Benzo[a]pyrene exposure affect the formation of dental hard tissue via the regulation of glycerophospholipid metabolism

Background Enamel is a profound hard tissue of the tooth, and serves functions including protecting dental hard tissues, assisting in mastication, and contributing to facial aesthetics. The formation of enamel involves multiple stages during growth and development, which is highly susceptible to signaling disruptions. Systemic factors such as perinatal complications, preterm birth, and exposure to environmental chemicals can all contribute to the occurrence of developmental defects of enamel (DDE), adversely affecting normal oral physiological functions and impacting patients' daily lives. However, its pathophysiology remains unclear, making precise prevention difficult.
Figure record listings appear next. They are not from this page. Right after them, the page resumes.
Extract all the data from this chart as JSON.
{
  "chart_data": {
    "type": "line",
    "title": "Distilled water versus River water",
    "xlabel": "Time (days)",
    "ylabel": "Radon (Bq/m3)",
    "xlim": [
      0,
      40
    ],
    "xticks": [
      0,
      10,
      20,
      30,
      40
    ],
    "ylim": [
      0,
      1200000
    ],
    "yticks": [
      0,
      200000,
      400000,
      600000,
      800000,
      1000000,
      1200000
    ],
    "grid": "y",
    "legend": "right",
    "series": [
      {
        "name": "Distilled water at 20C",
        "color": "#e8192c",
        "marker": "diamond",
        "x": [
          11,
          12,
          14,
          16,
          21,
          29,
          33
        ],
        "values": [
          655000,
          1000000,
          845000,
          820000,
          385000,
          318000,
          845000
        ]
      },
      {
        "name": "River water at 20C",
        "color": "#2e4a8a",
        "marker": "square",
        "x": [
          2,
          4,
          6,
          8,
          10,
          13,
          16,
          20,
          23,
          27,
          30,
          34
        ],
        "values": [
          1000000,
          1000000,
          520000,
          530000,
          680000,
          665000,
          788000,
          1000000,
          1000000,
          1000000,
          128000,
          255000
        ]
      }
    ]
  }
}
Children with DDE who are not diagnosed and treated early face higher oral health risks. Therefore, in-depth research into the mechanisms by which environmental exposures lead to DDE is crucial for identifying preventive and early intervention strategies to promote oral health in early life. Methods Six-week-old SD rats were used to establish the DDE model induced by benzo[a]pyrene (B[a]P) exposure. Phenotypic analysis was conducted through dual-platform untargeted metabolomics sequencing, transcriptomics sequencing, hematological examination, and Micro CT. All data were evaluated statistically using Student’s tests or one-way ANOVA with the Tukey post hoc test ( P  < 0.05). Results B[a]P exposure affects the development and eruption of rat incisors and molars, which disrupting the enamel deposition and leading to the phenotype of DDE. The formation of DDE is accompanied by disordered lipid metabolism in liver and abnormal phospholipid metabolism in dental epithelial cells. Differential metabolites which enriched in the phospholipid metabolism pathway during the progression of DDE are correlated with transcriptional changes in genes related to enamel formation. Conclusions This study established the rat model of DDE and proved the multifaceted impacts of B[a]P exposure on tooth development and body metabolism, revealing the correlation between changes in phospholipid metabolism and transcriptional alterations of genes related to enamel formation. These findings comfirmed the association between environmental exposures and DDE, and suggested the potential preventive targets for DDE, providing further theoretical support for promoting oral health management in early childhood.